The April edition of the Whiskey Explorers Club sat on my desk for a long time, and I left it there for many reasons, none of them very good ones. I was traveling with John and Bill early in the summer, and it was crazy pushing through until we left; it was hell finding Bill a good ferret-sitter; John needed help finding his temporarily misplaced moralism–you know, typical kind of stuff. OK, the last one is obviously false, but you get the idea. No good excuses there, so my apologies to Doug Stone for taking so long to say anything at all about the last flight from the WEC. To his credit, though, Doug has never asked anything in particular of us with respect to our writing about our experiences with the WEC, though we assume he’d prefer we write something rather than nothing.

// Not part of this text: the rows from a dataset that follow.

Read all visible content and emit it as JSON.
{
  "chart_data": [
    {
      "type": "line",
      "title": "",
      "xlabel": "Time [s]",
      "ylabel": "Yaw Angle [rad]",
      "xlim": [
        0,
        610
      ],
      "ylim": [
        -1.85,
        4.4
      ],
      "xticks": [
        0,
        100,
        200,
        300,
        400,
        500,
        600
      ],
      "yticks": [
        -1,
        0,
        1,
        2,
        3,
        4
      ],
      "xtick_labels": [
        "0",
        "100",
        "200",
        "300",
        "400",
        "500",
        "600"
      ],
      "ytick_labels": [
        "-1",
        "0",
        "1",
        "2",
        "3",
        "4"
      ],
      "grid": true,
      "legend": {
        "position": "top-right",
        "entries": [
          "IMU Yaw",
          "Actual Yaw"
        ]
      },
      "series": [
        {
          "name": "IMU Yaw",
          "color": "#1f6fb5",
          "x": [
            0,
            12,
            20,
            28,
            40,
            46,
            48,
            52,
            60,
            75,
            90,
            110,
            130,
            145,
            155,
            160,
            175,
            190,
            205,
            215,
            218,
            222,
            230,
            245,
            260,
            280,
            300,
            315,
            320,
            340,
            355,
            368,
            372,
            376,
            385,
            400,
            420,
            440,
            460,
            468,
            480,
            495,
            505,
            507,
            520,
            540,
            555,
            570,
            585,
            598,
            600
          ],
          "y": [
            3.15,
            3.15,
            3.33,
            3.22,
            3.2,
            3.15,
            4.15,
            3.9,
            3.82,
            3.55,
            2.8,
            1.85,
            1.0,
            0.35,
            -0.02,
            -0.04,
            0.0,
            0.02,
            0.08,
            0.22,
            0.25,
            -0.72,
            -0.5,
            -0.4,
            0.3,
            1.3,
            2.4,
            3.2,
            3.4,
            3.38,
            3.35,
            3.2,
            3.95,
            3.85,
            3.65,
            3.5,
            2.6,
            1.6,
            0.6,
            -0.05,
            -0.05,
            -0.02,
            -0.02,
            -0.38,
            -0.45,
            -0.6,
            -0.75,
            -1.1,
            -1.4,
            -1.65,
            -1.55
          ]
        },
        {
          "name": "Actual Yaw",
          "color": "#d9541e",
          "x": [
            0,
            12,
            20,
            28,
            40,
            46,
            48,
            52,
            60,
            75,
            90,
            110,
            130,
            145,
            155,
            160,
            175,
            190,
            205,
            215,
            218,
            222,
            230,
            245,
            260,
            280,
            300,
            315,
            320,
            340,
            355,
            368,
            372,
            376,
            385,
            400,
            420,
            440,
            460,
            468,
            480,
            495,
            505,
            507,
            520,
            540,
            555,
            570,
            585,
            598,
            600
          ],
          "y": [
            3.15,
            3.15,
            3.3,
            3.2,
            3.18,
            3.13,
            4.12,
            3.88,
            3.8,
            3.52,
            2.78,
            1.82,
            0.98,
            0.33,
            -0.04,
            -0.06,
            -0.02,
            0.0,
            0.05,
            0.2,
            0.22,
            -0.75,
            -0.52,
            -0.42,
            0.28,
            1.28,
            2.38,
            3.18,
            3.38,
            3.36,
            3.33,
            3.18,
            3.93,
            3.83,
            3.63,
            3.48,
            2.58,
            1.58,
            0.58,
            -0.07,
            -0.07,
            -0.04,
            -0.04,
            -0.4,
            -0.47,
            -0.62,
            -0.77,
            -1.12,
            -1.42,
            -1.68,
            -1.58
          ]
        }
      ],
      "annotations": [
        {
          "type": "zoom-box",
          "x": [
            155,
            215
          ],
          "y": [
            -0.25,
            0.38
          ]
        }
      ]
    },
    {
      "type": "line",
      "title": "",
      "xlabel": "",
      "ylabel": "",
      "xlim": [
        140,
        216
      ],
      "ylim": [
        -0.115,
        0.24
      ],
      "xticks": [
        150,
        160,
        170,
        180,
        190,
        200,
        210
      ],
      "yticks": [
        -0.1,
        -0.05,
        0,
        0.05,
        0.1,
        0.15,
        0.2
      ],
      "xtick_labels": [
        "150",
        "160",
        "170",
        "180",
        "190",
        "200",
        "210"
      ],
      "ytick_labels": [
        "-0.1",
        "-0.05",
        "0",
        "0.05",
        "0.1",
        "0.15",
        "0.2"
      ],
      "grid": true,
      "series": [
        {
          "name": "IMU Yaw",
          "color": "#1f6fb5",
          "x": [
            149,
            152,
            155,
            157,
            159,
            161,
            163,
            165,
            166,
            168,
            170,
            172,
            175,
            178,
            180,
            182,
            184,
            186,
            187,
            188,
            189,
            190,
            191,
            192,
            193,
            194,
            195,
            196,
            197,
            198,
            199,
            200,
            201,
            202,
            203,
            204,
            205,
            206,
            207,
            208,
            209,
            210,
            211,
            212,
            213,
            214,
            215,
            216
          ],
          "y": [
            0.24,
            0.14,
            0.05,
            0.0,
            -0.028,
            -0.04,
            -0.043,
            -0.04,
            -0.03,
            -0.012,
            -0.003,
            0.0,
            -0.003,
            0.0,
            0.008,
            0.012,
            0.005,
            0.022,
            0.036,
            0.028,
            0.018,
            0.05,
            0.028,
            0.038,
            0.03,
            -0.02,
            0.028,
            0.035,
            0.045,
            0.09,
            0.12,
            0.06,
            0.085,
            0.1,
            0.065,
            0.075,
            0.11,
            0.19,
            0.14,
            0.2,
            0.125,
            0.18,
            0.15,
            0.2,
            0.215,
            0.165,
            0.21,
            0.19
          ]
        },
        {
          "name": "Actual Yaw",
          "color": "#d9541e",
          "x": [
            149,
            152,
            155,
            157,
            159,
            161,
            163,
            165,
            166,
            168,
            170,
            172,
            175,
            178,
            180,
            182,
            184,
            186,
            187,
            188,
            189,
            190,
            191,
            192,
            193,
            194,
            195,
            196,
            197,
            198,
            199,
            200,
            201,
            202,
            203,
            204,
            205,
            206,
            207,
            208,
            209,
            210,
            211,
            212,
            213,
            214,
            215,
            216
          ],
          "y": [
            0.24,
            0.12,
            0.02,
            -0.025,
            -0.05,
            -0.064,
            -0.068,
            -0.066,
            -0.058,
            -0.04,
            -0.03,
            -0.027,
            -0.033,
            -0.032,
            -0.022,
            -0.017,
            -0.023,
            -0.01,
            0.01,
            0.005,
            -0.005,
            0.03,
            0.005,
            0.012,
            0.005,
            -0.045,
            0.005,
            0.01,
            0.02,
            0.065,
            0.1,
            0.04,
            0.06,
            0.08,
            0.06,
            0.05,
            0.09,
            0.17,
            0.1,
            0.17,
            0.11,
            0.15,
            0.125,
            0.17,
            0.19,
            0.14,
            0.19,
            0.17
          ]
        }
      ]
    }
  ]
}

After a trial run on the first iteration of WEC, we’ve tended not to reveal what’s in the flights, focusing instead more on how Doug Stone (who is the Founder and CEO of ForWhiskeyLovers.com) had been changing and improving the experience. Early on, we came to think of revealing what’s in the flights as jerk behavior, spoiling the surprise for others. Now, I think we see it differently: the value of the blind tasting is something to be protected. The WEC provides members with the opportunity to taste a variety of different whiskies or whiskeys and to nose and look at and taste them on their own merits, detached from a great label or a sexy bottle or an age statement. And let me tell you, it gives you a great perspective on whisky and whiskey to taste blind. In fact, in this last flight were a couple of expressions I knew well but couldn’t recognize easily. In part, that was because I found notes and flavors I didn’t remember in them from before, and I’m quite sure that my attention to these notes and flavors came from the fact that I was tasting blind.
It’s humbling to get the expression wrong when you’ve known it well and you have a one in five chance of guessing it. But that just goes to show what your knowledge of what you’re drinking affects your subjective experience of it. Not that there’s anything wrong with that, mind you: the whole experience of drinking whisky is rather subjective, but it’s good to blindfold your subjectivity a bit here and there and make your nose and your tongue and your eyes do the work on the liquid and only on the liquid.
Think of it as training.
You could probably stand to get in better shape.